Abstraction ($\mathcal{L}_{abs}$): every 8 iterations, a second LLM analyzes high-scoring programs and extracts reusable subroutines into a per-island library $\text{Lib}_i$. These are then made available to $\mathcal{L}_{var}$ for future generations. Example abstractions discovered: compute_example_balance (a learned applicability-like score) and calculate_uniqueness_score_v2 (a refined novelty measure).
Policy evaluation: each candidate runs 16 rollouts inside FERMAT; cumulative extrinsic reward is fitness.

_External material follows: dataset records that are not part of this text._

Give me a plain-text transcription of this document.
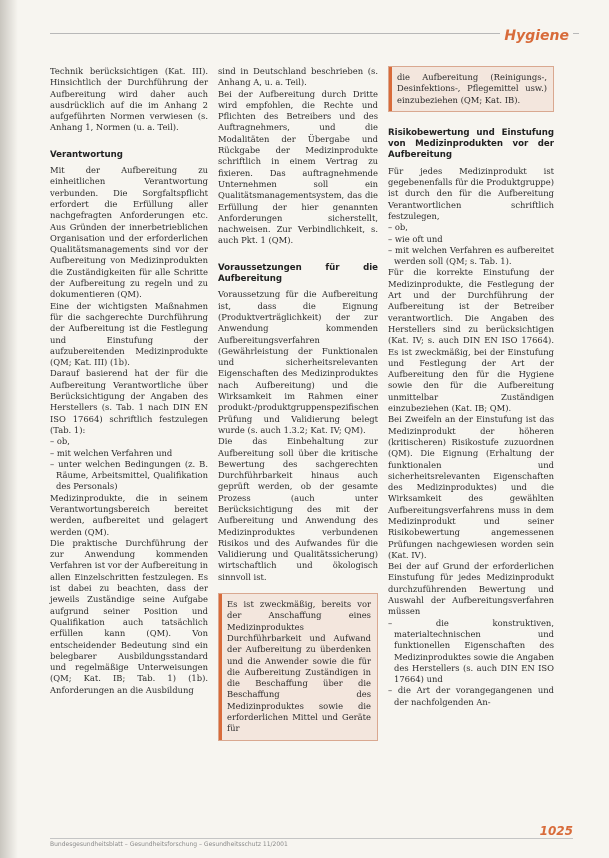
Hygiene

Technik berücksichtigen (Kat. III). Hinsichtlich der Durchführung der Aufbereitung wird daher auch ausdrücklich auf die im Anhang 2 aufgeführten Normen verwiesen (s. Anhang 1, Normen (u. a. Teil).

Verantwortung

Mit der Aufbereitung zu einheitlichen Verantwortung verbunden. Die Sorgfaltspflicht erfordert die Erfüllung aller nachgefragten Anforderungen etc. Aus Gründen der innerbetrieblichen Organisation und der erforderlichen Qualitätsmanagements sind vor der Aufbereitung von Medizinprodukten die Zuständigkeiten für alle Schritte der Aufbereitung zu regeln und zu dokumentieren (QM).

Eine der wichtigsten Maßnahmen für die sachgerechte Durchführung der Aufbereitung ist die Festlegung und Einstufung der aufzubereitenden Medizinprodukte (QM; Kat. III) (1b).

Darauf basierend hat der für die Aufbereitung Verantwortliche über Berücksichtigung der Angaben des Herstellers (s. Tab. 1 nach DIN EN ISO 17664) schriftlich festzulegen (Tab. 1):

– ob,

– mit welchen Verfahren und

– unter welchen Bedingungen (z. B. Räume, Arbeitsmittel, Qualifikation des Personals)

Medizinprodukte, die in seinem Verantwortungsbereich bereitet werden, aufbereitet und gelagert werden (QM).

Die praktische Durchführung der zur Anwendung kommenden Verfahren ist vor der Aufbereitung in allen Einzelschritten festzulegen. Es ist dabei zu beachten, dass der jeweils Zuständige seine Aufgabe aufgrund seiner Position und Qualifikation auch tatsächlich erfüllen kann (QM). Von entscheidender Bedeutung sind ein belegbarer Ausbildungsstandard und regelmäßige Unterweisungen (QM; Kat. IB; Tab. 1) (1b). Anforderungen an die Ausbildung

sind in Deutschland beschrieben (s. Anhang A, u. a. Teil).

Bei der Aufbereitung durch Dritte wird empfohlen, die Rechte und Pflichten des Betreibers und des Auftragnehmers, und die Modalitäten der Übergabe und Rückgabe der Medizinprodukte schriftlich in einem Vertrag zu fixieren. Das auftragnehmende Unternehmen soll ein Qualitätsmanagementsystem, das die Erfüllung der hier genannten Anforderungen sicherstellt, nachweisen. Zur Verbindlichkeit, s. auch Pkt. 1 (QM).

Voraussetzungen für die Aufbereitung

Voraussetzung für die Aufbereitung ist, dass die Eignung (Produktverträglichkeit) der zur Anwendung kommenden Aufbereitungsverfahren (Gewährleistung der Funktionalen und sicherheitsrelevanten Eigenschaften des Medizinproduktes nach Aufbereitung) und die Wirksamkeit im Rahmen einer produkt-/produktgruppenspezifischen Prüfung und Validierung belegt wurde (s. auch 1.3.2; Kat. IV; QM).

Die das Einbehaltung zur Aufbereitung soll über die kritische Bewertung des sachgerechten Durchführbarkeit hinaus auch geprüft werden, ob der gesamte Prozess (auch unter Berücksichtigung des mit der Aufbereitung und Anwendung des Medizinproduktes verbundenen Risikos und des Aufwandes für die Validierung und Qualitätssicherung) wirtschaftlich und ökologisch sinnvoll ist.

Es ist zweckmäßig, bereits vor der Anschaffung eines Medizinproduktes Durchführbarkeit und Aufwand der Aufbereitung zu überdenken und die Anwender sowie die für die Aufbereitung Zuständigen in die Beschaffung über die Beschaffung des Medizinproduktes sowie die erforderlichen Mittel und Geräte für

die Aufbereitung (Reinigungs-, Desinfektions-, Pflegemittel usw.) einzubeziehen (QM; Kat. IB).

Risikobewertung und Einstufung von Medizinprodukten vor der Aufbereitung

Für jedes Medizinprodukt ist gegebenenfalls für die Produktgruppe) ist durch den für die Aufbereitung Verantwortlichen schriftlich festzulegen,

– ob,

– wie oft und

– mit welchen Verfahren es aufbereitet werden soll (QM; s. Tab. 1).

Für die korrekte Einstufung der Medizinprodukte, die Festlegung der Art und der Durchführung der Aufbereitung ist der Betreiber verantwortlich. Die Angaben des Herstellers sind zu berücksichtigen (Kat. IV; s. auch DIN EN ISO 17664). Es ist zweckmäßig, bei der Einstufung und Festlegung der Art der Aufbereitung den für die Hygiene sowie den für die Aufbereitung unmittelbar Zuständigen einzubeziehen (Kat. IB; QM).

Bei Zweifeln an der Einstufung ist das Medizinprodukt der höheren (kritischeren) Risikostufe zuzuordnen (QM). Die Eignung (Erhaltung der funktionalen und sicherheitsrelevanten Eigenschaften des Medizinproduktes) und die Wirksamkeit des gewählten Aufbereitungsverfahrens muss in dem Medizinprodukt und seiner Risikobewertung angemessenen Prüfungen nachgewiesen worden sein (Kat. IV).

Bei der auf Grund der erforderlichen Einstufung für jedes Medizinprodukt durchzuführenden Bewertung und Auswahl der Aufbereitungsverfahren müssen

– die konstruktiven, materialtechnischen und funktionellen Eigenschaften des Medizinproduktes sowie die Angaben des Herstellers (s. auch DIN EN ISO 17664) und

– die Art der vorangegangenen und der nachfolgenden An-

1025
Bundesgesundheitsblatt – Gesundheitsforschung – Gesundheitsschutz 11/2001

EvoAbstract three-step loop: Evolution, Abstraction, and Policy Evaluation with shared library — Fig. 2: EvoAbstract: the three-step loop of Evolution, Abstraction, and Policy Evaluation, with the abstraction library Lib_i shared across generations. [7].

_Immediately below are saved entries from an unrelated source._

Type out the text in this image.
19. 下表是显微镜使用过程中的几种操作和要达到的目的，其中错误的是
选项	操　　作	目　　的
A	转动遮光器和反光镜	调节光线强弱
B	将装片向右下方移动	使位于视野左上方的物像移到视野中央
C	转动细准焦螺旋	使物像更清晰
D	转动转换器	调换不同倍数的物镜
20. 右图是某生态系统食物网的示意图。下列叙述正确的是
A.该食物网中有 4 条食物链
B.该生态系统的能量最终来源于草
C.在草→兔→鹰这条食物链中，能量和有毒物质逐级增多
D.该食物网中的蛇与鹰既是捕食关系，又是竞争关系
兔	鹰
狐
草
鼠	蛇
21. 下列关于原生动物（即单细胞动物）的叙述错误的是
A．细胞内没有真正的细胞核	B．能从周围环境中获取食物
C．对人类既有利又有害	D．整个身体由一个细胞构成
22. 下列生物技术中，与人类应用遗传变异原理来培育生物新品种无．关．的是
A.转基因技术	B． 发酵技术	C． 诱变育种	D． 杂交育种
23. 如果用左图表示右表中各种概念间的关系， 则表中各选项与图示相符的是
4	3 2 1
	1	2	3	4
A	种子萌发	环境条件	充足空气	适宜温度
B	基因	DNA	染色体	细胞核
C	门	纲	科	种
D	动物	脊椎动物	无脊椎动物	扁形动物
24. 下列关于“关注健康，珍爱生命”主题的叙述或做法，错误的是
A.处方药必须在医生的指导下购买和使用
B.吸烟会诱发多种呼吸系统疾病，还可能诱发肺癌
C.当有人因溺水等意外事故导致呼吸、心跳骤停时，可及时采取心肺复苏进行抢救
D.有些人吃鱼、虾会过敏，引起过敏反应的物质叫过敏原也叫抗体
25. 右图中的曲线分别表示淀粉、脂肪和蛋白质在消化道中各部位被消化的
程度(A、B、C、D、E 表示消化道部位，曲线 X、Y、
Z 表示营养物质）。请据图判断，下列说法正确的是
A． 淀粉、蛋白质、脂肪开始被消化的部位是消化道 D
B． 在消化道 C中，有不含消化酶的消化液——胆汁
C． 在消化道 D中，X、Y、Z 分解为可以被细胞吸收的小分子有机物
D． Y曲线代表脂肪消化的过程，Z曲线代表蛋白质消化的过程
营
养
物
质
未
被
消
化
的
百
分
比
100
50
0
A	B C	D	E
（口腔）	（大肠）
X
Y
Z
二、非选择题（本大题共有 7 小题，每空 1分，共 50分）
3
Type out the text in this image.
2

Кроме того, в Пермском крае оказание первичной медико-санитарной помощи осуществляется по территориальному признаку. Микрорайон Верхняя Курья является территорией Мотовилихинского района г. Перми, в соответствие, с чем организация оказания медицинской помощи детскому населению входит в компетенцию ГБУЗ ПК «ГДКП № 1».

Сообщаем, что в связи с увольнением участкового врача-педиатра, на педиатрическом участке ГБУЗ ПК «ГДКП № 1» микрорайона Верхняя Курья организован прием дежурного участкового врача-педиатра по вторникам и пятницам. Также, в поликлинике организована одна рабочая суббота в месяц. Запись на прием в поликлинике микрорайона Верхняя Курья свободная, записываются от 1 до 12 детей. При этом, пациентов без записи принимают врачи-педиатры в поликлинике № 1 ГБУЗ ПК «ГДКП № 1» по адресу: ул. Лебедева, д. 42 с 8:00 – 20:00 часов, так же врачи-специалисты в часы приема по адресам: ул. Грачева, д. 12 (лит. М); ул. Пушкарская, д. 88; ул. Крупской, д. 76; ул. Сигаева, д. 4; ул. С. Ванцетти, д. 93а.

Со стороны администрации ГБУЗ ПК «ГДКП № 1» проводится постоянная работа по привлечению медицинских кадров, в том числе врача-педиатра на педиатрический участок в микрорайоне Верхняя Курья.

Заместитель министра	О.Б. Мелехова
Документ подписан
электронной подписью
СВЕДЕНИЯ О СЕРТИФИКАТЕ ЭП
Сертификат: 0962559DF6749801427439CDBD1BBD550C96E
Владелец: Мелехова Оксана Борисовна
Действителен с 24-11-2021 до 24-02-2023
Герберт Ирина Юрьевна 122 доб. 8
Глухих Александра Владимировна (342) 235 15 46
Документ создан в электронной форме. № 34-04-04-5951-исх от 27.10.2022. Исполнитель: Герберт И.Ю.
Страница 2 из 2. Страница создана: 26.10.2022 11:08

What Did the Agent Actually Discover?

The benchmark $\mathcal{E}$ is itself a knowledge graph: chains of dependencies from primitives all the way up to deep results. The figure below shows the path to primality and related concepts.

Ground-truth benchmark subgraph showing derivation chain to prime-related concepts — Fig. 3: Subgraph of the ground-truth benchmark showing the derivation chain from primitives to prime-related concepts including Goldbach’s conjecture. [7].

Starting from succ_zero_eq (zero, $S$, $=$), the agent independently rediscovered addition, multiplication, divisibility, and the $\tau$ function (count of divisors), without being told any of these concepts exist. From the richer arithmetic_base starting point, powers and primality both emerged on their own.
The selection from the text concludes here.